21 feb 2013

EL PRECIO





Mi generación crecimos creyendo en aquello de sentir pasión por lo que uno hace. Era importante tener mucho cuidado en elegir algo que te gustara mucho, algo que te apasionara, porque ibas a tener que hacerlo ¡toda tu vida! Eso sí, tan importante como tu pasión era que "tuviera salidas". Si encontrabas ese vellocino de oro, serías feliz para siempre y se abriría ante ti la tierra prometida. Nosotros éramos unos privilegiados por tenerlo todo hecho. ¡Ibamos a tener tantas posibilidades que ellos no tuvieron...! Pero, para eso, tendríamos que trabajar muy duro; claro que nosotros no sabíamos lo que era de verdad trabajar... Nosotros no habíamos tenido que pelear por nada. Ellos habían construido la democracia, el estado del bienestar... todo lo que nosotros, sin haber hecho nada, teníamos. Bien, pues tal vez deberían bajar de ese pedestal de "hechos a si mismos" en el que se subieron. Sí ¡vosotros! ¡Quitaos ese halo de santidad del que habéis presumido desde que tenemos uso de razón porque lo que tenemos entre manos es un grandísimo marrón!

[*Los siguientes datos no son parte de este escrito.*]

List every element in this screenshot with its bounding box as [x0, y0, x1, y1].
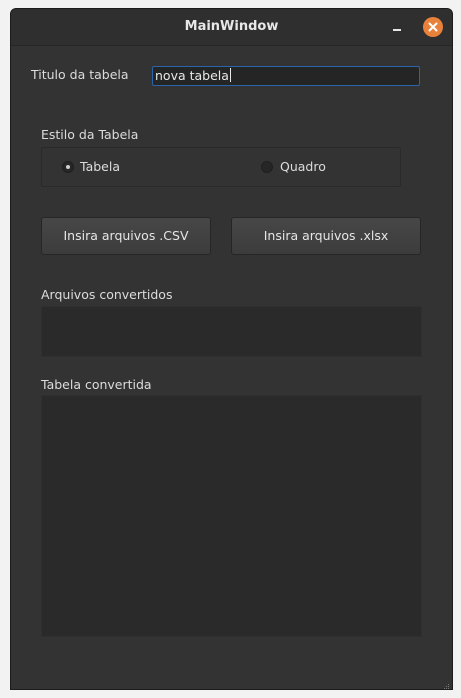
radio-quadro[interactable] — [261, 161, 273, 173]
table-title-input[interactable]: nova tabela — [152, 66, 420, 86]
converted-files-box[interactable] — [41, 306, 422, 357]
converted-table-box[interactable] — [41, 395, 422, 637]
converted-files-label: Arquivos convertidos — [41, 287, 173, 302]
table-style-label: Estilo da Tabela — [41, 127, 139, 142]
minimize-icon[interactable] — [389, 19, 405, 35]
radio-checked-dot — [66, 165, 70, 169]
resize-grip-icon[interactable] — [440, 677, 450, 689]
radio-tabela[interactable] — [62, 161, 74, 173]
table-title-value: nova tabela — [155, 68, 229, 83]
table-style-group: Tabela Quadro — [41, 147, 401, 187]
radio-quadro-label[interactable]: Quadro — [280, 159, 326, 174]
text-caret — [229, 68, 231, 82]
table-title-label: Titulo da tabela — [31, 67, 129, 82]
insert-csv-button[interactable]: Insira arquivos .CSV — [41, 217, 211, 255]
title-bar[interactable]: MainWindow — [11, 9, 452, 46]
main-window: MainWindow Titulo da tabela nova tabela … — [10, 8, 453, 690]
close-icon[interactable] — [423, 17, 443, 37]
window-title: MainWindow — [184, 19, 279, 34]
radio-tabela-label[interactable]: Tabela — [80, 159, 120, 174]
converted-table-label: Tabela convertida — [41, 377, 152, 392]
insert-xlsx-button[interactable]: Insira arquivos .xlsx — [231, 217, 421, 255]
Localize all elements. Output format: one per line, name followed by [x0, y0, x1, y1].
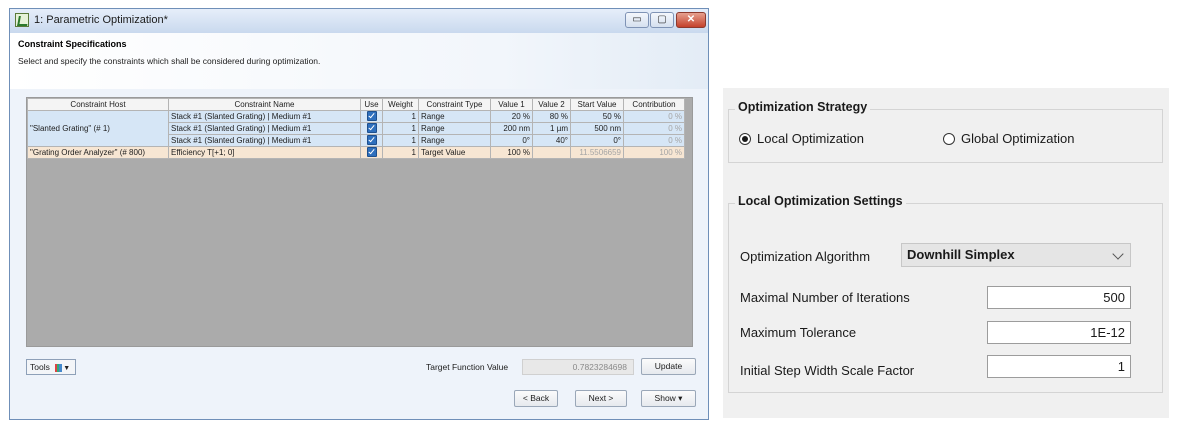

Obviamente, esa educación bipolar entre "siéntete libre" y "sé humilde" puede derivar en algún tipo de neurosis. Por ejemplo, te convierte en un inepto para afrontar un presupuesto o las condiciones de un contrato. Te entran sudores fríos. ¡Mierda! ¿Qué tengo que cobrar? ¿Cómo se hace esto? ¿Qué tengo que poner? ¿Les parecerá mucho? ¿No me estoy pasando? ¿Qué significa "estar pasándose"? ¿Pasándome con respecto a qué? Tal vez, esa podría ser una de las preguntas que deberíamos respondernos: ¿qué nos preocupa? ¿Tememos que nuestra tarifa modifique la percepción que tienen de nosotros? ¿Que, directamente, crean que tienes un subidón de autoestima? ¿Tal vez nos preocupa no estar a la altura? De repente, cuantificar lo que sabes hacer te coloca en un precipicio.

Una investigación muy chula que leí hace tiempo y no he sido capaz de recuperar, ponía a una grupo de gente en la treintena ante dos situaciones. No recuerdo cúales eran las circunstancias exactas ni la consigna que se les dió; pero, en resumidas cuentas, el grupo se mostró mucho más seguro de si mismo cuando tuvo que describir sus aptitudes (¡no teniendo después de demostrar si eran o no ciertas!), que cuando se les pidió que se fijasen el sueldo que creían merecer… En esta situación se mostraron mucho más dubitativos, tensos y terminaban sugiriendo para sí mismos un sueldo muy inferior a la idea de si mismos que habían mostrado en la primera situación.

Sea como fuere, con la experiencia aprendes a gestionar estos temas; pero siempre sientes un escalofrío por la columna cada vez que tienes que ponerte precio, porque delante siempre se abre un precipicio mayor… ¿Qué estás dispuesto a perder? ¿Qué pretendes ganar?

Y éste ha sido, y es, el pecado de mi generación: nos hemos conformado con lo que negociaron nuestros padres. Y no es que aquello estuviera mal, sino que, sencillamente, ahora ya no sirve. Ellos construyeron un mundo polarizado de cadenas perpetuas, izquierdas y derechas, empresarios y trabajadores, poderes electos y poderes de facto, triunfadores y fracasados, parejas y solteros, religiosos y ateos... Nosotros tenemos ante nosotros un mundo múltiple y mutante. A ellos les tocaba no venderse y a nosotros abrir nuevas batallas. Sin embargo, nosotros no fuimos capaces de imaginar nada nuevo y ellos olvidaron lo que habían imaginado.

Así que, tal vez, para empezar a cambiar las cosas podríamos empezar por ¡poner condiciones! Empecemos a negociar lo que queremos. Total, lo bueno de que no haya tierra prometida es que ya no hay nada por lo que merezca la pena venderse. Ya no hay nada por lo que aceptar condiciones de nadie porque a cambio tienes... nada. Y eso es una ventaja. Yo, ahora más que nunca, estoy dispuesta a pagar el precio de MI precio.